Jonathan Adler reports from a PERC workshop on fisheries management and how property rights institutions can reduce pervasive overfishing problems in fishing. Overfishing is a serious environmental and economic problem, and Jon provides excellent links to the body of research showing that property rights institutions, such as tradeable catch shares, can reduce overfishing and improve the long-run sustainability of both the fish populations and fishing profits in the industry.
I can’t stress how important this is. For example, overfishing has brought the Atlantic bluefin tuna to the brink of extinction, and despite the prospects of losing this species and the future stream of profits from fishing it if it were to survive, the industry has failed to self-organize and have continued to overexploit the common-pool resource. How they can place so much weight on current profits and so little weight on the loss of future profits is a mystery to me.
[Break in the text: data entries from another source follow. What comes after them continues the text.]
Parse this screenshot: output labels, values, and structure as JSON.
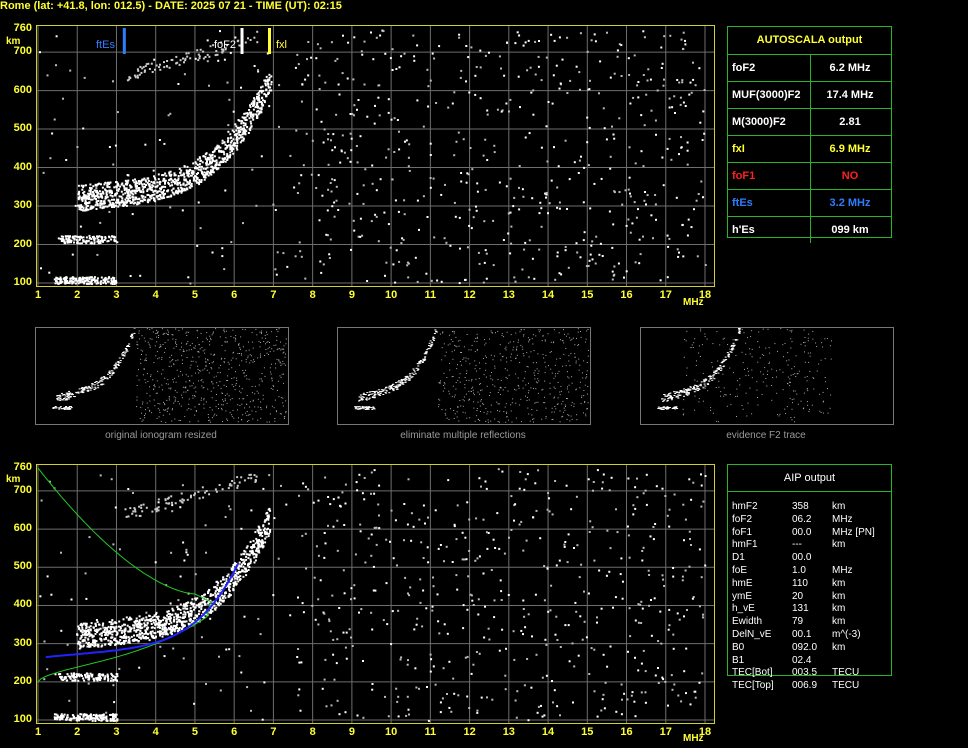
{
  "header": "Rome (lat: +41.8, lon: 012.5) - DATE: 2025 07 21 - TIME (UT): 02:15",
  "axes": {
    "y_unit": "km",
    "x_unit": "MHz",
    "y_ticks": [
      "760",
      "700",
      "600",
      "500",
      "400",
      "300",
      "200",
      "100"
    ],
    "x_ticks": [
      "1",
      "2",
      "3",
      "4",
      "5",
      "6",
      "7",
      "8",
      "9",
      "10",
      "11",
      "12",
      "13",
      "14",
      "15",
      "16",
      "17",
      "18"
    ]
  },
  "markers": {
    "ftEs": {
      "label": "ftEs",
      "freq": 3.2,
      "color": "#2f7dff"
    },
    "foF2": {
      "label": "foF2",
      "freq": 6.2,
      "color": "#ffffff"
    },
    "fxl": {
      "label": "fxl",
      "freq": 6.9,
      "color": "#ffff33"
    }
  },
  "thumbnails": [
    {
      "caption": "original ionogram resized"
    },
    {
      "caption": "eliminate multiple reflections"
    },
    {
      "caption": "evidence F2 trace"
    }
  ],
  "autoscala": {
    "title": "AUTOSCALA output",
    "rows": [
      {
        "key": "foF2",
        "value": "6.2  MHz",
        "key_color": "#ffffff",
        "value_color": "#ffffff"
      },
      {
        "key": "MUF(3000)F2",
        "value": "17.4  MHz",
        "key_color": "#ffffff",
        "value_color": "#ffffff"
      },
      {
        "key": "M(3000)F2",
        "value": "2.81",
        "key_color": "#ffffff",
        "value_color": "#ffffff"
      },
      {
        "key": "fxI",
        "value": "6.9  MHz",
        "key_color": "#ffff33",
        "value_color": "#ffff33"
      },
      {
        "key": "foF1",
        "value": "NO",
        "key_color": "#ff2020",
        "value_color": "#ff2020"
      },
      {
        "key": "ftEs",
        "value": "3.2  MHz",
        "key_color": "#2f7dff",
        "value_color": "#2f7dff"
      },
      {
        "key": "h'Es",
        "value": "099      km",
        "key_color": "#ffffff",
        "value_color": "#ffffff"
      }
    ]
  },
  "aip": {
    "title": "AIP output",
    "rows": [
      {
        "name": "hmF2",
        "value": "358",
        "unit": "km"
      },
      {
        "name": "foF2",
        "value": "06.2",
        "unit": "MHz"
      },
      {
        "name": "foF1",
        "value": "00.0",
        "unit": "MHz    [PN]"
      },
      {
        "name": "hmF1",
        "value": "---",
        "unit": "km"
      },
      {
        "name": "D1",
        "value": "00.0",
        "unit": ""
      },
      {
        "name": "foE",
        "value": "1.0",
        "unit": "MHz"
      },
      {
        "name": "hmE",
        "value": "110",
        "unit": "km"
      },
      {
        "name": "ymE",
        "value": "20",
        "unit": "km"
      },
      {
        "name": "h_vE",
        "value": "131",
        "unit": "km"
      },
      {
        "name": "Ewidth",
        "value": "79",
        "unit": "km"
      },
      {
        "name": "DelN_vE",
        "value": "00.1",
        "unit": "m^(-3)"
      },
      {
        "name": "B0",
        "value": "092.0",
        "unit": "km"
      },
      {
        "name": "B1",
        "value": "02.4",
        "unit": ""
      },
      {
        "name": "TEC[Bot]",
        "value": "003.5",
        "unit": "TECU"
      },
      {
        "name": "TEC[Top]",
        "value": "006.9",
        "unit": "TECU"
      }
    ]
  },
  "colors": {
    "axis_label": "#ffff33",
    "grid": "#6e6e6e",
    "panel_border": "#29b529",
    "profile_curve": "#2222ff",
    "model_curve": "#22cc22"
  }
}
But if they can’t self-organize to agree to catch shares they will be subject to regulation, which if done right will be a system of catch shares.
But catch shares aren’t always politically popular, particularly with successful incumbents in the industry. As Adler notes:
Political opposition to rights-based fishery management is a timely concern. Although rights-based management systems have been successfully adopted in several U.S. fisheries, as they have in other parts of the world, they are under threat. Earlier this year, Reps. Barney Frank (D-MA) and Walter Jones (R-NC) pushed successfully for an appropriations rider prohibiting the National Oceanographic and Atmospheric Administration (NOAA) from spending money implementing additional rights-based reforms in U.S. fisheries. Rep. Jones, in particular, is on the warpath against rights-based management – which is a shame as rights-based fishery management is about as market-oriented environmental policy as there is. (Indeed, even the folks at CAP recognize the value of rights-based fishery reforms.)
Opposition to catch shares is environmentally indefensible and economically foolish. Any program than can simultaneously increase the environmental sustainability and economic efficiency of a natural resource should be a no-brainer. It would also be good for the federal budget. A recent study in the Journal of Sustainable Development estimated the widespread adoption of rights-based fishery management could reduce the deficit by as much as $1.2 billion.